Coexisting systemic autoimmunity is common, including systemic lupus erythematosus, Sjögren syndrome, and antiphospholipid syndrome. Given the high specificity of AQP4-IgG, the neurologic manifestations are expected to be secondary to AQP4-IgG as opposed to the rheumatologic condition. Myasthenia gravis can also coexists with NMOSD (3).

Anti-myelin oligodendrocyte glycoprotein

MOGAD is characterized by demyelinating attacks often with syndromes of optic neuritis, transverse myelitis, AQP4-IgG negative NMOSD, acute disseminated encephalomyelitis (ADEM), and brainstem demyelinating episodes (7). MOGAD may be multiphasic (more common in adults) or monophasic (more common in children) especially with ADEM presentations (8). There is slight female predominance (1.5:1, Female:Male) (7).

MOG is a protein located on the outer membrane of myelin sheaths that is produced by oligodendrocytes and plays a role in the formation and function of the myelin sheath. While its function is not fully elucidated, proposed mechanisms include cell adhesion, regulating microtubule stability and modulating myelin immune interactions (9). Optimal testing is serum CBA and is only recommended when a patient has a syndrome commonly seen in MOGAD due to the risk of false positivity (10, 11). A higher MOG-IgG titer (i.e., > 1:100), portends a higher degree of diagnostic certainty, as the positive predictive value tends to vary with autoantibody titer (≥1:1,000, 100%; 1:100, 82%; 1:20–40, 51%) (10).

Myelitis lesions in MOGAD are longitudinally extensive in 60–80% of cases, can involve the conus medullaris and are typically more severe in clinical presentation compared to MS, but usually have better recovery than AQP4-IgG positive NMOSD. Recurrent LETM is rare (around 2%) whereas this is common with AQP4-IgG (up to 90% of cases).

On MRI, central gray matter T2 hyperintensities are seen in one third of cases appearing as an “H” sign on axial view (Figures 1e–h). This is opposed to AQP4-IgG positive cases which typically involve both white and gray matter (3). MRI features also include non-enhancing lesions. Compared to AQP4-IgG NMOSD, spinal lesions resolved more frequently in MOGAD without chronic spinal atrophy which can be seen in AQP4-IgG myelitis (12). MRI-negative myelitis can be seen in patients with acute/subacute myelopathic syndromes in the setting of positive MOG-IgG (13).

Anti-glial fibrillary acidic protein

Anti-GFAP astrocytopathy commonly present as an immunotherapy-responsive meningoencephalomyelitis. Cancer is seen in about 34% of cases, with ovarian teratoma being the most common, often with the coexistence of N-methyl-D-aspartate receptor (NMDAR) antibodies (14).

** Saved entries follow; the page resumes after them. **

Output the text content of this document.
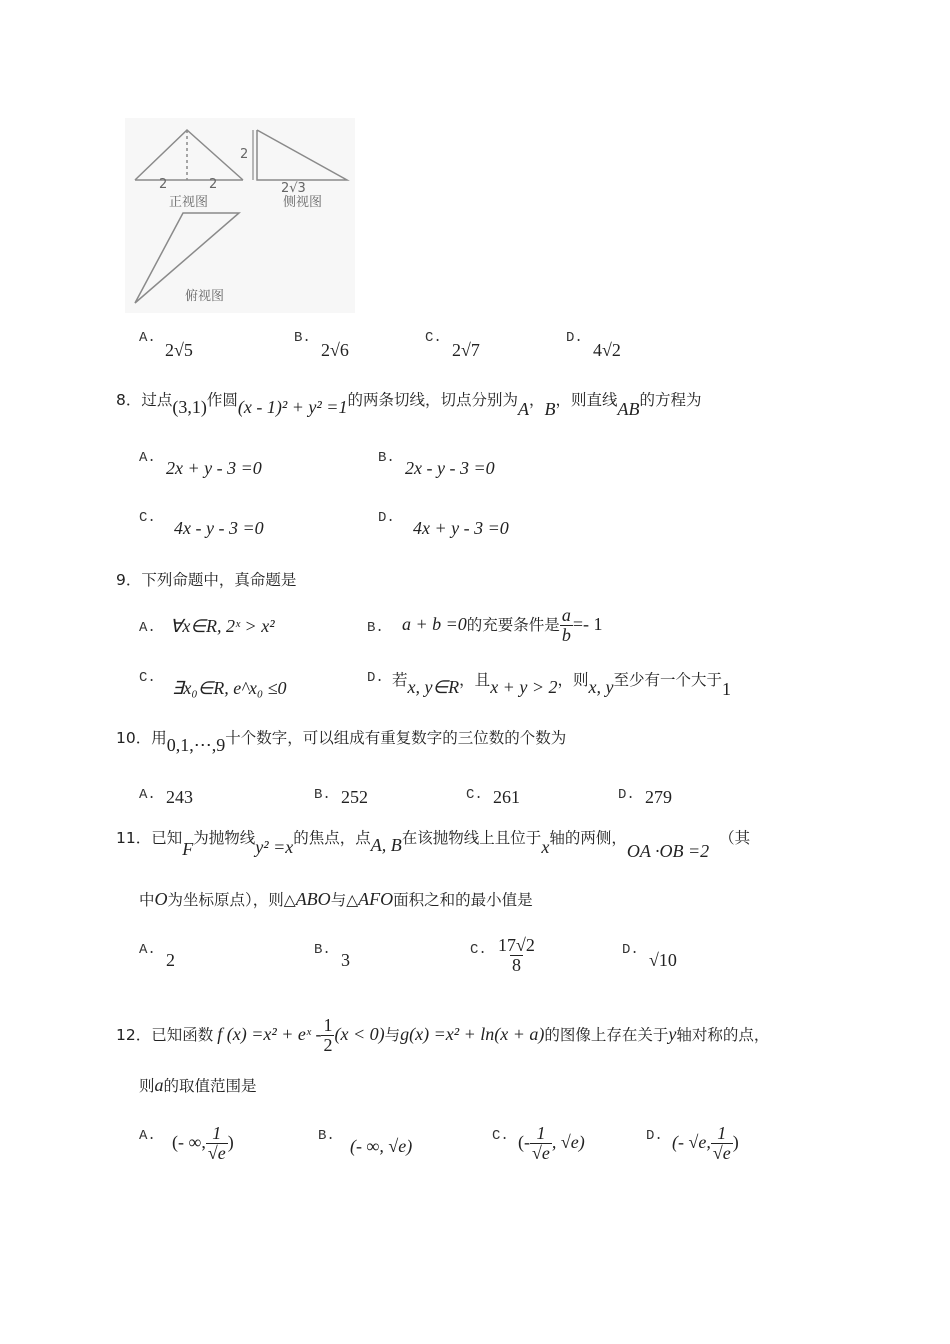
2	2
正视图
2
2√3
侧视图
俯视图
A.
2√5
B.
2√6
C.
2√7
D.
4√2
8．过点(3,1)作圆(x - 1)² + y² =1的两条切线，切点分别为A，B，则直线AB的方程为
A. 2x + y - 3 =0	B. 2x - y - 3 =0
C. 4x - y - 3 =0	D. 4x + y - 3 =0
9．下列命题中，真命题是
A. ∀x∈R, 2ˣ > x²	B. a + b =0的充要条件是 $\frac{a}{b} =- 1$
C. ∃x₀∈R, e^x₀ ≤0	D. 若x, y∈R，且x + y > 2，则x, y至少有一个大于1
10．用0,1,⋯,9十个数字，可以组成有重复数字的三位数的个数为
A. 243	B. 252	C. 261	D. 279
11．已知F为抛物线y² =x的焦点，点A, B在该抛物线上且位于x轴的两侧，OA ·OB =2（其
中O为坐标原点），则△ABO与△AFO面积之和的最小值是
A. 2	B. 3	C. $\frac{17√2}{8}$	D. √10
12．已知函数 f (x) =x² + eˣ - $\frac{1}{2} (x < 0)$与g(x) =x² + ln(x + a)的图像上存在关于y轴对称的点，
则a的取值范围是
A. (- ∞, $\frac{1}{√e}$ )	B. (- ∞, √e)	C. (- $\frac{1}{√e}$ , √e)	D. (- √e, $\frac{1}{√e}$ )
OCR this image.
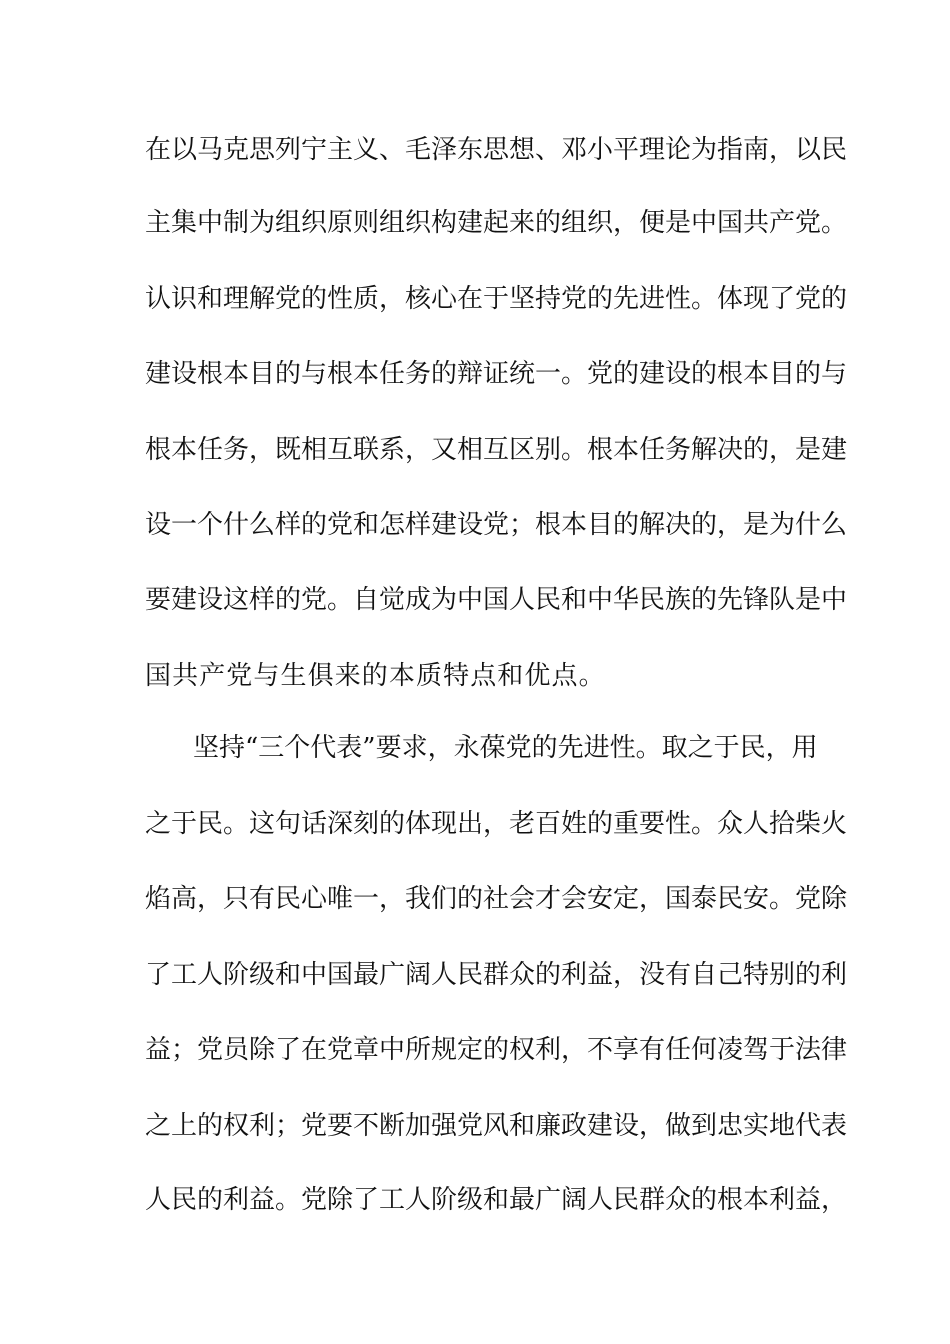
在以马克思列宁主义、毛泽东思想、邓小平理论为指南，以民
主集中制为组织原则组织构建起来的组织，便是中国共产党。
认识和理解党的性质，核心在于坚持党的先进性。体现了党的
建设根本目的与根本任务的辩证统一。党的建设的根本目的与
根本任务，既相互联系，又相互区别。根本任务解决的，是建
设一个什么样的党和怎样建设党；根本目的解决的，是为什么
要建设这样的党。自觉成为中国人民和中华民族的先锋队是中
国共产党与生俱来的本质特点和优点。
坚持“三个代表”要求，永葆党的先进性。取之于民，用
之于民。这句话深刻的体现出，老百姓的重要性。众人拾柴火
焰高，只有民心唯一，我们的社会才会安定，国泰民安。党除
了工人阶级和中国最广阔人民群众的利益，没有自己特别的利
益；党员除了在党章中所规定的权利，不享有任何凌驾于法律
之上的权利；党要不断加强党风和廉政建设，做到忠实地代表
人民的利益。党除了工人阶级和最广阔人民群众的根本利益，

The hallmark radiologic feature is periventricular, radial, linear enhancement on brain MRI, and testing is most specific in the cerebrospinal fluid (CSF) via CBA. GFAP is a cytosolic intermediate filament protein of astrocytes. It is thought to not be directly pathogenic, but rather a biomarker of inflammation (15). Spinal fluid analysis typically shows pleocytosis (88%), elevated protein (83%), CSF-exclusive oligoclonal bands (54%), and hypoglycorrhachia (18%) (14).

Myelitis has been demonstrated in 30% of patients (16), with one study finding myelitis as the presenting symptom in 10.5% (14). Isolated myelitis is rare and in onset study identified in 5% (17). Spinal cord lesions are often longitudinally extensive with an enhancement pattern that is thin, linear, and patchy, involving the central canal or leptomeninges (14). Typically the T2 signal changes seen in anti-GFAP astrocytopathy tend to be more subtle and hazy compared to AQP4-IgG or MOG-IgG related LETM. There can be prominent enhancement of the central cord since there are GFAP-enriched regions adjacent to the central canal (17) (Figures 1o–t).

Patients may have a monophasic, relapsing, or progressive course despite treatment (14). Other presenting symptoms outside of myelitis may include rhomboencephalitis, cerebellar dysfunction, swallowing difficulties, cognitive difficulties, seizures, parkinsonism, myoclonus, dysautonomia, optic disc edema, optic neuritis, uveitis, and cranial nerve palsies affecting vision (14, 16).

Coexisting autoimmunity, including AQP4, MOG, and NMDAR antibodies have been reported (14, 16). T cell dysfunction is common, and cases of HIV, lymphopenia, exposures to anti-programmed cell death inhibitors (18), and anti-tumor necrosis factor inhibitors have been reported (16).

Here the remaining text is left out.